I am in the process of learning to find general formulas for the summation of sequences. I've been given the general geometric sum
$$\sum_{i=m}^n r^i = \frac{r^m - r^{n+1}}{1 - r}$$
along with the basic summation properties, and am asked to find
$$\sum_{i=m}^n (-1)^{i^2}x^{2i}$$
Aside from rewriting the sum in different ways using the laws of exponents, I am stumped on finding the general equation for this sum and would enjoy any clue or solution.

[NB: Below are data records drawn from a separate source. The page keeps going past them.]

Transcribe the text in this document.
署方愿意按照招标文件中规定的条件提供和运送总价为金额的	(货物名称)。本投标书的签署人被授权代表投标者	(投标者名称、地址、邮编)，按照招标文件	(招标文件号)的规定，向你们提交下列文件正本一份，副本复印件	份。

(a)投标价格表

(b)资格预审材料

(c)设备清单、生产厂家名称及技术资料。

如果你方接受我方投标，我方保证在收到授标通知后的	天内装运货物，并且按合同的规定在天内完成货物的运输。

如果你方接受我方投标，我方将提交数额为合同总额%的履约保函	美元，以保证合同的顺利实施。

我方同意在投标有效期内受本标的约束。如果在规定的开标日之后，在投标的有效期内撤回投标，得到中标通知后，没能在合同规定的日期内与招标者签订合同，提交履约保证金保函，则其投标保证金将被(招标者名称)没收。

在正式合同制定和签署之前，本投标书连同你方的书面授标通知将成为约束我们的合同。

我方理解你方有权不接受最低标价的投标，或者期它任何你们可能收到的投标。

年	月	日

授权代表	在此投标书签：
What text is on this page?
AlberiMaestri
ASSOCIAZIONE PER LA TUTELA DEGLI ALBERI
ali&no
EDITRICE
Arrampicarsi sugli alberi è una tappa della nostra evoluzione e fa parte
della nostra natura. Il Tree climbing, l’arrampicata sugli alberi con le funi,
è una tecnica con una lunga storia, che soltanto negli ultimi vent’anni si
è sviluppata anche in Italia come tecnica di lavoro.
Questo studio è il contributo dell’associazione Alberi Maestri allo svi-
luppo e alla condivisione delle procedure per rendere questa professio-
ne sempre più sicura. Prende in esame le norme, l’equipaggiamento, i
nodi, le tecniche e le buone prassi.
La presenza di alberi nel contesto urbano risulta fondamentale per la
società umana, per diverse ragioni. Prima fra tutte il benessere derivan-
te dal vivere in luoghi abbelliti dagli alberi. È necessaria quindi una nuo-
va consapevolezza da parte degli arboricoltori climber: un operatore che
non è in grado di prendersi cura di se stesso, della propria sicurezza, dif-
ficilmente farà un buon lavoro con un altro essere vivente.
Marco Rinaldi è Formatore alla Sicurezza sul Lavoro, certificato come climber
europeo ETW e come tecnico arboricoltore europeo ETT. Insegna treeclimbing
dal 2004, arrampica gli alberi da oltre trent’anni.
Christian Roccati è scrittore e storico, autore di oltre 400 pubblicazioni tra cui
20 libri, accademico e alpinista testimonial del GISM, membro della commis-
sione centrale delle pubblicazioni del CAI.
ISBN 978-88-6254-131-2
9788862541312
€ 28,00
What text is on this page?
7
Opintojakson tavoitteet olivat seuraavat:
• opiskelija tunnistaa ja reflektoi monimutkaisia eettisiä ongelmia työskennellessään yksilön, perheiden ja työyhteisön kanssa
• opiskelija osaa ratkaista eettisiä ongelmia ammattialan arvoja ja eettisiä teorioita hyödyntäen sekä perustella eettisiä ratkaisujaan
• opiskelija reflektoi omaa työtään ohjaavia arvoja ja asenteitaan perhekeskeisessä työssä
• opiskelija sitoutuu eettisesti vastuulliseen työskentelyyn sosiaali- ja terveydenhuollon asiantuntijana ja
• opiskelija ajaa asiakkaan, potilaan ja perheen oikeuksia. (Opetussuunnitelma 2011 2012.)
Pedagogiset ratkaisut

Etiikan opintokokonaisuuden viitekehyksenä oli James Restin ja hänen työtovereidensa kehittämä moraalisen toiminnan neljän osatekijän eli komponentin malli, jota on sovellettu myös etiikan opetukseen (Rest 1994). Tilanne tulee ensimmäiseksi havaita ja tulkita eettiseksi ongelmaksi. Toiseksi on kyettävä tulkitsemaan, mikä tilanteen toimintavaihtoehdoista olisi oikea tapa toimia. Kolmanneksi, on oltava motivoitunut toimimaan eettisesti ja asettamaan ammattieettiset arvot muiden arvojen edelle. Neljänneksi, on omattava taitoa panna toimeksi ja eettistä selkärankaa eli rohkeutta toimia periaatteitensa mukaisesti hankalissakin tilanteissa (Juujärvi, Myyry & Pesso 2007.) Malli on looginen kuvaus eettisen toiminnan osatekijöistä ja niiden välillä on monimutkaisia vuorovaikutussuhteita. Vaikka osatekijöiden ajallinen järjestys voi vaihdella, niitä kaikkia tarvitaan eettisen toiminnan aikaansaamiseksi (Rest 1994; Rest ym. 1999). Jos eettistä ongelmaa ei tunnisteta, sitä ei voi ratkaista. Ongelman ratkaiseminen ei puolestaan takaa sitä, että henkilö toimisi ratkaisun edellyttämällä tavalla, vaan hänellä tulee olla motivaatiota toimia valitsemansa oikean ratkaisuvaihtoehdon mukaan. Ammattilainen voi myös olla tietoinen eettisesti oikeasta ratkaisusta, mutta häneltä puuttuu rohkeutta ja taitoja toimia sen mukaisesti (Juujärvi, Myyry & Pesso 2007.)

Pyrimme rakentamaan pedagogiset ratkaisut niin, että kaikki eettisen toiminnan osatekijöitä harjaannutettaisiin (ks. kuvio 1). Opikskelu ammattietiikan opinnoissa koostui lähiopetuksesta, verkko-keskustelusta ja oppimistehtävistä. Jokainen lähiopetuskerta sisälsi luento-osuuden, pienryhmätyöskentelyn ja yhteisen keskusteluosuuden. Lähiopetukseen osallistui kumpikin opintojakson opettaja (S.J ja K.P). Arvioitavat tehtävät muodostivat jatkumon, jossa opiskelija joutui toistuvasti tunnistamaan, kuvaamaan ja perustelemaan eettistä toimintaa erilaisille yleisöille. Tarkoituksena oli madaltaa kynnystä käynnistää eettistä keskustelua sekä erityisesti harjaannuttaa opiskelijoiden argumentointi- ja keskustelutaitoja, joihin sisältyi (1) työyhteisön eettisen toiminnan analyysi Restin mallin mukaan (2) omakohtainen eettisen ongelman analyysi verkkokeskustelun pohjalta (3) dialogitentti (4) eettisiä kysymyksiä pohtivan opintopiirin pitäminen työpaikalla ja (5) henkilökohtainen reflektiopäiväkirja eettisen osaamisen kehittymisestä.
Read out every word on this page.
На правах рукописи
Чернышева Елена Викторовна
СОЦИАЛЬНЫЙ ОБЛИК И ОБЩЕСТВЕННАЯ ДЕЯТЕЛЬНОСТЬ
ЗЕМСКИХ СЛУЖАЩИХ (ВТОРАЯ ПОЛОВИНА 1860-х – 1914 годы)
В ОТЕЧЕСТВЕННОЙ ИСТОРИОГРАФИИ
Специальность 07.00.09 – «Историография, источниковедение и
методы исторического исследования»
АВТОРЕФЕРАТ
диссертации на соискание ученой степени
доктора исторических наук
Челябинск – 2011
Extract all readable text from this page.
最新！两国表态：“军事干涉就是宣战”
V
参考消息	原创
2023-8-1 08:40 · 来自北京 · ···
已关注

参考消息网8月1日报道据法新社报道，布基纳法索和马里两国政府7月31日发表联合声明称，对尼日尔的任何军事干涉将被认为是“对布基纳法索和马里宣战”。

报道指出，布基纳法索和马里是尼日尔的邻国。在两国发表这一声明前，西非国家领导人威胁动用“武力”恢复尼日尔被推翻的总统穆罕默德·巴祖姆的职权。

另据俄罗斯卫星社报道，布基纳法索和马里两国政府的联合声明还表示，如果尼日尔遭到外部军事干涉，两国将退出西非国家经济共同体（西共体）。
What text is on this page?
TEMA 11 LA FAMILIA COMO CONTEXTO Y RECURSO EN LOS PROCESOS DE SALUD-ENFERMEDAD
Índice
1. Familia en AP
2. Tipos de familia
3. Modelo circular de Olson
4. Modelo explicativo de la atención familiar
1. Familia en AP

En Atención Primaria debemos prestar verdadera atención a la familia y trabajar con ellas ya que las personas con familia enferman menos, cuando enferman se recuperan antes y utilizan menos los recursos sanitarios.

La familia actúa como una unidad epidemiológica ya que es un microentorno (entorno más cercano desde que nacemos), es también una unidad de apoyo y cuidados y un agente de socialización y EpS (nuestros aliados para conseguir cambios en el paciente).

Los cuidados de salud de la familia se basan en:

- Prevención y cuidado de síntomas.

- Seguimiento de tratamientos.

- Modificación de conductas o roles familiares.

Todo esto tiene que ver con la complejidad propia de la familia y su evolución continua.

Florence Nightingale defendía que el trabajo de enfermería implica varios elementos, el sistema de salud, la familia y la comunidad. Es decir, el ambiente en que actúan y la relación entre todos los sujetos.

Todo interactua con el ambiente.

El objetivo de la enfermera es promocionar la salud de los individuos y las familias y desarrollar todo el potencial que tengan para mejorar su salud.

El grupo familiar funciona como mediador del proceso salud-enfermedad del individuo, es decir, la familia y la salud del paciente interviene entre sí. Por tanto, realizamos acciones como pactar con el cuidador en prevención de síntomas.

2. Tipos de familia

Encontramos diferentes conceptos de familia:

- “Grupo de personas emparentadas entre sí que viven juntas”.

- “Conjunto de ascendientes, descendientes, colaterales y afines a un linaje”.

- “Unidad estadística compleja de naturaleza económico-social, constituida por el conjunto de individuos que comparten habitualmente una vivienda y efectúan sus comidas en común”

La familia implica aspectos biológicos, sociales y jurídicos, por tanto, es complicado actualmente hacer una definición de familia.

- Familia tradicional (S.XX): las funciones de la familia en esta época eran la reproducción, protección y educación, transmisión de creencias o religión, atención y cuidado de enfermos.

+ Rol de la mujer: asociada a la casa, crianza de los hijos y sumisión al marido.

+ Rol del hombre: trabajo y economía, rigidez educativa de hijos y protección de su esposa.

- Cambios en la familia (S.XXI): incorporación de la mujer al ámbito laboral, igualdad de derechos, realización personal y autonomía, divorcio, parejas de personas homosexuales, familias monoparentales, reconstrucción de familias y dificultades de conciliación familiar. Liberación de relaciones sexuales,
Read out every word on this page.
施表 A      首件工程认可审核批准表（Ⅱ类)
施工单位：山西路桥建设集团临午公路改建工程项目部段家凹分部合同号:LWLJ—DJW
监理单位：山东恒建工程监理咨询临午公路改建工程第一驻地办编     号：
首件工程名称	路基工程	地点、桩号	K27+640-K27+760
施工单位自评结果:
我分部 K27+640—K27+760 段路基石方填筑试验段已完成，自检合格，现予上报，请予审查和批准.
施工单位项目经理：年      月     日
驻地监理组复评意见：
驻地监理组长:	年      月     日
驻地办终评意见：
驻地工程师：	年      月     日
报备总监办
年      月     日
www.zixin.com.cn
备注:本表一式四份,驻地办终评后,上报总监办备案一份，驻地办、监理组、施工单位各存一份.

The parity of $i^2$ is the same as $i$, hence $$\sum_{i=m}^n (-1)^{i^2}x^{2i}=\sum_{i=m}^n (-1)^{i}x^{2i}$$ then use the general geometric sum we get \begin{align*} \sum_{i=m}^n (-1)^{i^2}x^{2i}&=\sum_{i=m}^n (-1)^{i}x^{2i}=\sum_{i=m}^n \left ( -x^{2} \right )^{i}\\&= \frac{\left ( -x^2 \right )^m - \left ( -x^2 \right )^{n+1}}{1 - \left ( -x^2 \right )}\\ &=\frac{\left ( -1 \right )^{m}x^{2m}+\left ( -1 \right )^{n}x^{2n+2}}{1+x^2} \end{align*}
Hint: $i$ is even iff $i^2$ even so rewrite $(-1)^{i^2}$ as $(-1)^{i}$ then write $x^{2i}$ as $(x^2)^{i}$ and you can now rewrite everything as $(-(x^2))^i$, which you can use the given formula to evaluate.